Why does Google change its algorithm?
Google makes changes and updates to its algorithm with the ultimate goal of providing better search results for you, the searcher, as well as being able to target websites that are using unethical ways of ranking higher on the search engine results pages (SERPs).
According to Google the latest Hummingbird update, like the bird itself, is designed to be precise and fast and return better search results that focus on user intent instead of individual search terms. Search Engine Land’s Danny Sullivan says it perfectly:
Hummingbird is paying more attention to each word in a query, ensuring that the whole query – the whole sentence or conversation or meaning – is taken into account, rather than particular words. The goal is that pages matching the meaning do better, rather than pages matching just a few words.”
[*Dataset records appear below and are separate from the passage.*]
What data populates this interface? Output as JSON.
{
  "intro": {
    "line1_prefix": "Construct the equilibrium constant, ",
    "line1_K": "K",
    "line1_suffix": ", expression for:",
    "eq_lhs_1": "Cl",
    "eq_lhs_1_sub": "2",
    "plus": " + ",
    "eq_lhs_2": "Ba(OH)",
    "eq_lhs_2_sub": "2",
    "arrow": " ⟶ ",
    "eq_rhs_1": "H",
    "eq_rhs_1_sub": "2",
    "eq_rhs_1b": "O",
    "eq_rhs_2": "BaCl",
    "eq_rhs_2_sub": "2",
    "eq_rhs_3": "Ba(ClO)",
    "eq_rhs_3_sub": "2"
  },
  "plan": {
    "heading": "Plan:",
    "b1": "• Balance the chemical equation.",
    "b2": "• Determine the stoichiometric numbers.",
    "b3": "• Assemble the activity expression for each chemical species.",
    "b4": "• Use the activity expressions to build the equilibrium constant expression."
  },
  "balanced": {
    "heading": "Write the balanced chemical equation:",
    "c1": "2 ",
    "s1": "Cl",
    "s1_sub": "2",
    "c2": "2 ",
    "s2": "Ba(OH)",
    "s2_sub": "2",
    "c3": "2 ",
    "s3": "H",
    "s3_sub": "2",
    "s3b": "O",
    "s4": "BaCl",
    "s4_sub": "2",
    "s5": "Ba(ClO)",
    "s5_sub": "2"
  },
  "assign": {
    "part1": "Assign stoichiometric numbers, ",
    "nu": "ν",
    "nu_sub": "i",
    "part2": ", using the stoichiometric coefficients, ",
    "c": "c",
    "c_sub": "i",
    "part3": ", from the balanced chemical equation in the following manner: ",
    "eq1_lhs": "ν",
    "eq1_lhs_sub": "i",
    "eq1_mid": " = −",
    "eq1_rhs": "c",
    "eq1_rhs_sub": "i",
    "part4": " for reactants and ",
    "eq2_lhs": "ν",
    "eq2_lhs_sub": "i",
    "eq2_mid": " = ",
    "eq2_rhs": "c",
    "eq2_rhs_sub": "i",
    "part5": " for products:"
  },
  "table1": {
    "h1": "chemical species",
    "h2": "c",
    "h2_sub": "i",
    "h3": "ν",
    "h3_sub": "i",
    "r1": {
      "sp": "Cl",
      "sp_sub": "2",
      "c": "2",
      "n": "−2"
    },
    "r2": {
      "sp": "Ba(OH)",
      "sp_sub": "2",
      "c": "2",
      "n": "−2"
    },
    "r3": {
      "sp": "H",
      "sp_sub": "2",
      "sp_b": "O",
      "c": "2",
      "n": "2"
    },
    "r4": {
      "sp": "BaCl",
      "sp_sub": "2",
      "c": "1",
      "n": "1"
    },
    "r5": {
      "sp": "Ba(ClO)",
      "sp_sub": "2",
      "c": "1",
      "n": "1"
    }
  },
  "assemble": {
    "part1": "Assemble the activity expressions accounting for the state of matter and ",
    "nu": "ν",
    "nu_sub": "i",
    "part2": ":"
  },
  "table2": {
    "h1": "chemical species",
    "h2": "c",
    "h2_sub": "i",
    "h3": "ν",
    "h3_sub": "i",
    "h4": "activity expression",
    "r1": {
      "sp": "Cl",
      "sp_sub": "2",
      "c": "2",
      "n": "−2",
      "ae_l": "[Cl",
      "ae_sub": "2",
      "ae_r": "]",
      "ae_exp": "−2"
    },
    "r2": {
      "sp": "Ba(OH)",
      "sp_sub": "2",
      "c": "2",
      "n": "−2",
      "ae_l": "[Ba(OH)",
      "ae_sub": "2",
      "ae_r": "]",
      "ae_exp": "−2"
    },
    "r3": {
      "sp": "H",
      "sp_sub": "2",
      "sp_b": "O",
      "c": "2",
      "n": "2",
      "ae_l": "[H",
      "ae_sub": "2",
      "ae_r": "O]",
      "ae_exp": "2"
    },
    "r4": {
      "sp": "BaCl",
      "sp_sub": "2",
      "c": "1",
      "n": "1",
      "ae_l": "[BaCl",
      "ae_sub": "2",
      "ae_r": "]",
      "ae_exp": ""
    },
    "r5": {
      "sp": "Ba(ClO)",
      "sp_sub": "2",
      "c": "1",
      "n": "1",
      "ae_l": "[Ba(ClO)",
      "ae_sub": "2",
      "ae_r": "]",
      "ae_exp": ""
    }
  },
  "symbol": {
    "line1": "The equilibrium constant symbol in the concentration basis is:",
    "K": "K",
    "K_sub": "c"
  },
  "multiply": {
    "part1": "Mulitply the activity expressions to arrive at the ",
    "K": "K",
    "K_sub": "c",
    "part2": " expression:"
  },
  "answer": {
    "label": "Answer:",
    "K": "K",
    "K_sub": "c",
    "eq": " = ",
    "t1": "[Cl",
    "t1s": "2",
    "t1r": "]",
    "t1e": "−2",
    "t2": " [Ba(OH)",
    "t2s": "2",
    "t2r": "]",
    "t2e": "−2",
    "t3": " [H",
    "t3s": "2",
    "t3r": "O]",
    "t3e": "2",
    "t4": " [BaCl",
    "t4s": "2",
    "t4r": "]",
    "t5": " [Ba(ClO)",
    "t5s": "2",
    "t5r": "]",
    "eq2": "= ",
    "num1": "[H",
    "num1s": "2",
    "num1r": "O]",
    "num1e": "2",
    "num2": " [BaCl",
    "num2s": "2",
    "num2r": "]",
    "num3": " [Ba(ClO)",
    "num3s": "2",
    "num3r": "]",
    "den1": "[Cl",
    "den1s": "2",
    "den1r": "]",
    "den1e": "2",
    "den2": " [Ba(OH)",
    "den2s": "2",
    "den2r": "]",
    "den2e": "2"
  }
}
What does this mean for your internet marketing strategy?
Even thought Hummingbird was just officially announced last week, it’s actually been rolling out for about a month or so and no one has seen any dramatic changes in search rankings so far. This means that as long as you are practicing credible SEO tactics with content at the center of your strategy, you shouldn’t be planning on making any significant changes to your internet marketing strategy. In other words, continue to create relevant, engaging, shareable content and you’ll be fine.
It’s also probably not an accident that around the same time Hummingbird was being rolled out Google announced that it would no longer allow us to see the keywords people are using to get to a specific website. So, if one of your potential customers typed a search term into Google, found your company in the search results, and came to your website from that search term, you now have no way of knowing what that term was. Read more about Google’s decision to hide search term data here.
Why this is a good thing
With Google’s decision to hide keyword data and roll out the Hummingbird update, it’s telling us that SEO should be less about keyword data and focused more on customer engagement. Businesses should position themselves to provide answers to the questions people are asking online by identifying the needs and problems of their customer personas and providing relevant content at the center of their internet marketing strategy.